Guardian Weekend – Part of a series of 6 articles on taste and cooking with co-author Peter Barham

The idea of adding a pinch of salt to enhance the flavour of food is a fairly recent one. Our ancestors didn’t go for such subtleties. When they put salt in food, they added it by the bucketful.

Take the Romans, for example. They were very fond of fish, but their method of preparing fresh mackerel was hardly an example of haute cuisine. They would first put a neatly packed layer of mackerel in the bottom of a large terra cotta pot. Then they would cover this layer of fish completely with a layer of coarse salt. Another layer of mackerel would be put on top of this, then another layer of salt, and so on, until the pot was full.

Now for the good bit. Once the pot was full, a lid would be put on, and the pot stood out in the blazing Mediterranean sun for a year. When the pot was finally opened, all that would be present would be a yellowish, salty, fishy liquid. The Romans called it liquamen, and used it as a piquant sauce.

You can still buy liquamen today, but not in Italy. In fact, the Romans themselves must have got sick of the smell, since up until the ninth century they made most of it, not in Italy, but in England! These days, though, if you really want liquamen, you go into an Asian supermarket and ask for fish sauce. It’s still made by essentially the same methods.

Our ancestors used high concentrations of salt because salt acts as a preservative at those concentrations. This doesn’t mean that it poisons the bacteria that would otherwise grow. It works because bacteria need water to grow in, and high concentrations of salt effectively tie up the water, making it unavailable for the bacteria.

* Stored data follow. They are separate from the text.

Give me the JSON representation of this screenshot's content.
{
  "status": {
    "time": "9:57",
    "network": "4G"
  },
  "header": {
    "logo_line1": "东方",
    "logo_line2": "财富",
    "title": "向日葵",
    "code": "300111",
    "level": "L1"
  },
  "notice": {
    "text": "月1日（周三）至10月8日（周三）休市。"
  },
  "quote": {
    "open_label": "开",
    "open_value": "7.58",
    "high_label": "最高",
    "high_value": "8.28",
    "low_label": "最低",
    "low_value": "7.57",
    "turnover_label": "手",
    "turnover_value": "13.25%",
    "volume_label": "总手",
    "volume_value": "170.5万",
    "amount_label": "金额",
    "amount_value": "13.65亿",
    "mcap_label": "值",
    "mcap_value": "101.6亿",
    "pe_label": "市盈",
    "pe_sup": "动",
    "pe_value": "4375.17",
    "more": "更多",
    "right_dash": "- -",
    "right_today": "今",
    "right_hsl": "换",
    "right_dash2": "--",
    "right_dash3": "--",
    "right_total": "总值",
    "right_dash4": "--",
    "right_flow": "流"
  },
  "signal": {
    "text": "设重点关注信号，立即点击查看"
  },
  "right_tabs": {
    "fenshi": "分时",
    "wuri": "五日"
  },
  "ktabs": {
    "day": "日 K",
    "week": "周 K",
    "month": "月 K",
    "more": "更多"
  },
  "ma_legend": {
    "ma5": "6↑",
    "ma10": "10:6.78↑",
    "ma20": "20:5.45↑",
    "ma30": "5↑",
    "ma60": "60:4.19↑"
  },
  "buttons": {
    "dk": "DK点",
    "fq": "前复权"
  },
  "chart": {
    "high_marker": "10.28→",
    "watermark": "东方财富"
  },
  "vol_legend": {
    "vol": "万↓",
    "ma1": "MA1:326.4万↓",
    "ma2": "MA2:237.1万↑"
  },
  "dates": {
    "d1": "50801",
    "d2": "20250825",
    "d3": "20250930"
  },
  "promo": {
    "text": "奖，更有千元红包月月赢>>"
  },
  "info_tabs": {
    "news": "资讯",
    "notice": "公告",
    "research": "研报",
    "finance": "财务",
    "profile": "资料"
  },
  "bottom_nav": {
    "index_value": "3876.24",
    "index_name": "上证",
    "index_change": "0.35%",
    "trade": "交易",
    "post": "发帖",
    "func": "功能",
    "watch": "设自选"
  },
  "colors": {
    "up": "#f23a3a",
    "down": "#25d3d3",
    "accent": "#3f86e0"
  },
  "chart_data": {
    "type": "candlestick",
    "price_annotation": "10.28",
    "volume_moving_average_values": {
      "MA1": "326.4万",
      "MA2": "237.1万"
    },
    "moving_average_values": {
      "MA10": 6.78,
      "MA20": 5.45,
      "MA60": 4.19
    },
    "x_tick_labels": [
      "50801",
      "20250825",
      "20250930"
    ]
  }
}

Sugar works the same way, but at high concentrations sugar still tastes delicious, whereas salt tastes terrible. There could be many reasons for this, but one possibility is that we taste salt in a different way to sugar. Sugar molecules induce a sweet sensation because receptors in our tongues recognise the shapes of the sugar molecules. Salt works in a different way. Once salt gets into your saliva-filled mouth, it divides into two bits called ions (sodium and chloride, if you must know). Those ions can transport electrical currents, and the effects of salt arise from salt-induced changes in the natural electrical currents in your mouth.

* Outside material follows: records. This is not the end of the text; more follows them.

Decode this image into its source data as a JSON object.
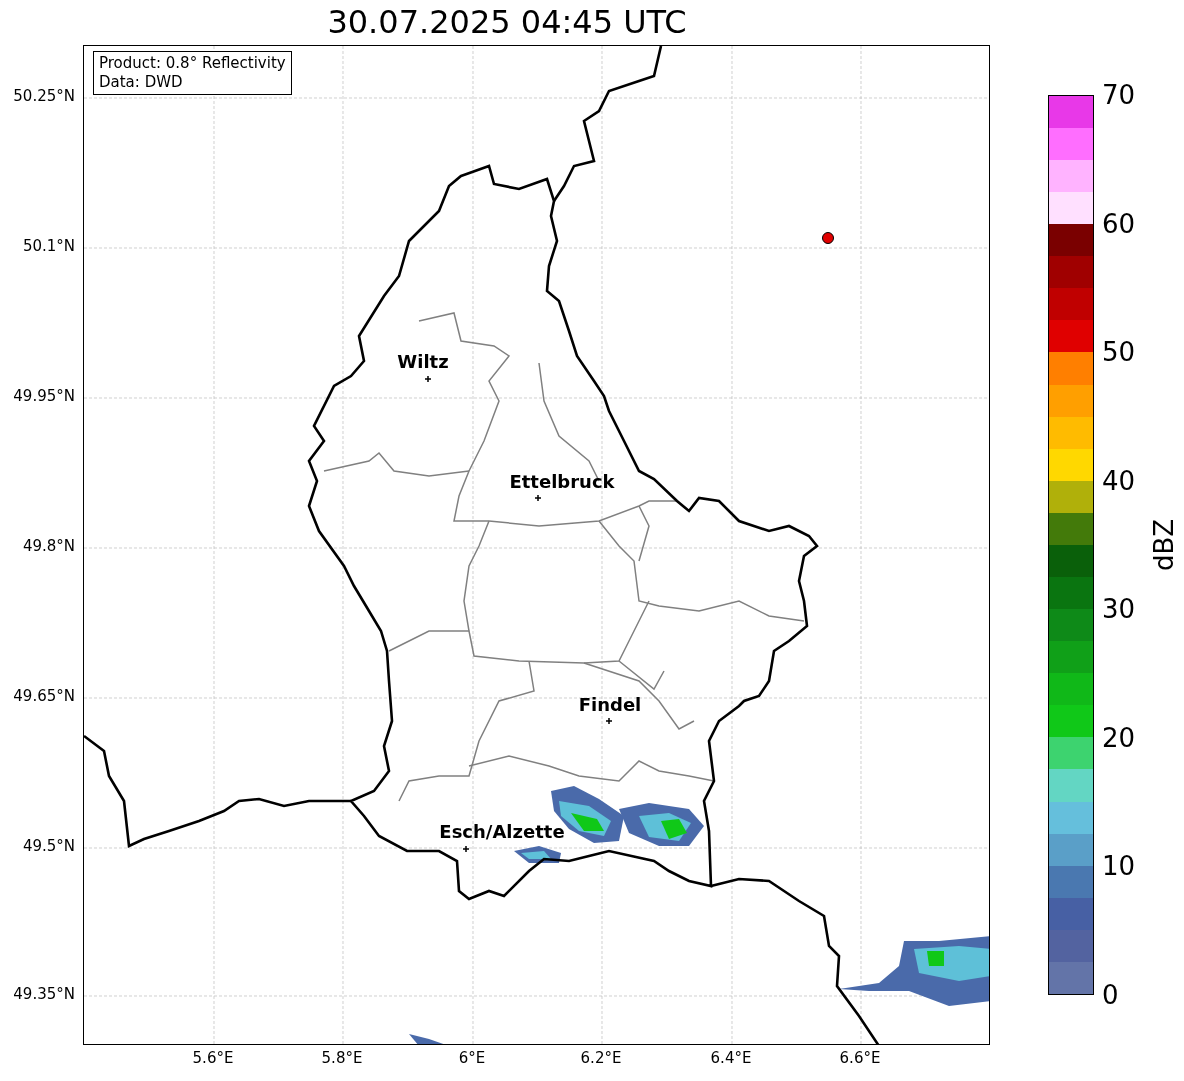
{
  "title": "30.07.2025 04:45 UTC",
  "info_box": [
    "Product: 0.8° Reflectivity",
    "Data: DWD"
  ],
  "map": {
    "y_ticks": [
      "50.25°N",
      "50.1°N",
      "49.95°N",
      "49.8°N",
      "49.65°N",
      "49.5°N",
      "49.35°N"
    ],
    "x_ticks": [
      "5.6°E",
      "5.8°E",
      "6°E",
      "6.2°E",
      "6.4°E",
      "6.6°E"
    ],
    "places": [
      {
        "name": "Wiltz"
      },
      {
        "name": "Ettelbruck"
      },
      {
        "name": "Findel"
      },
      {
        "name": "Esch/Alzette"
      }
    ]
  },
  "colorbar": {
    "label": "dBZ",
    "ticks": [
      "70",
      "60",
      "50",
      "40",
      "30",
      "20",
      "10",
      "0"
    ],
    "segments": [
      {
        "color": "#6374a8"
      },
      {
        "color": "#5363a0"
      },
      {
        "color": "#4760a4"
      },
      {
        "color": "#4a78b0"
      },
      {
        "color": "#5a9fc8"
      },
      {
        "color": "#65bfdc"
      },
      {
        "color": "#63d6c3"
      },
      {
        "color": "#3dd36f"
      },
      {
        "color": "#10c818"
      },
      {
        "color": "#10b818"
      },
      {
        "color": "#10a018"
      },
      {
        "color": "#0e8a18"
      },
      {
        "color": "#0a7510"
      },
      {
        "color": "#0a600a"
      },
      {
        "color": "#437a0a"
      },
      {
        "color": "#b0b00a"
      },
      {
        "color": "#ffd800"
      },
      {
        "color": "#ffbb00"
      },
      {
        "color": "#ff9f00"
      },
      {
        "color": "#ff7f00"
      },
      {
        "color": "#e00000"
      },
      {
        "color": "#c00000"
      },
      {
        "color": "#a00000"
      },
      {
        "color": "#7a0000"
      },
      {
        "color": "#ffe0ff"
      },
      {
        "color": "#ffb3ff"
      },
      {
        "color": "#ff6eff"
      },
      {
        "color": "#e838e8"
      }
    ]
  }
}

The shapes of the ions (which are practically spherical) do not influence the taste outcome, but the size certainly does. This is why salts other than sodium chloride (and there are many) don’t have such a taste effect.
The effect on electrical currents, and hence perhaps on the receptors in the mouth, may be the reason why salt not only has its own taste, but affects the taste of other things, particularly sweet and bitter things. We have already seen in an earlier column, for example, that a pinch of salt enhances the sweetness of cakes and scones.

Probably man got used to the taste of salt via the residues left from salt preservation, and these days most of us prefer salt in our savoury foods. Unless we are on a salt-free diet for medical reasons, that little pinch of salt can make all the difference, not just for its own taste, but for its effects on other tastes.

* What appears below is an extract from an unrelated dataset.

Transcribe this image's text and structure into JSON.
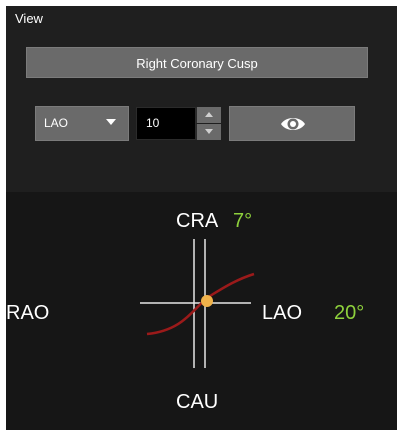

It’s partly a cultural thing, though. We prefer salted butter, for example, and our Western processed foods (such as some brands of baked beans) are loaded with salt. It’s also a taste that we acquire. Unlike the taste for sweetness, we don’t have a salt preference as children. A preference for salt is something that we adapt to, and can equally un-adapt to, even as adults.

The preference has led to some odd practices, none odder than the idea of cooking green vegetables in water with a tiny pinch of salt. This small amount of salt doesn’t make a scrap of difference, because the salt can’t get into the food. Only the salt that stays in the tiny bit of water left after the vegetables have drained contributes to the taste. As one of us frequently demonstrates in public lectures, if you compare beans cooked in a pan of water with no salt added; with a pinch of salt added to the water; and with a fistful of salt added to the water; most people can distinguish only the beans with lots of salt. Why not try your own taste test and find out how much salt you need to add to vegetable cooking water to get even a slight salty taste?

It doesn’t matter whether you use rock salt or sea salt either. Since the rock salt originally came from the evaporation of a giant inland sea, it doesn’t make tuppence worth of difference.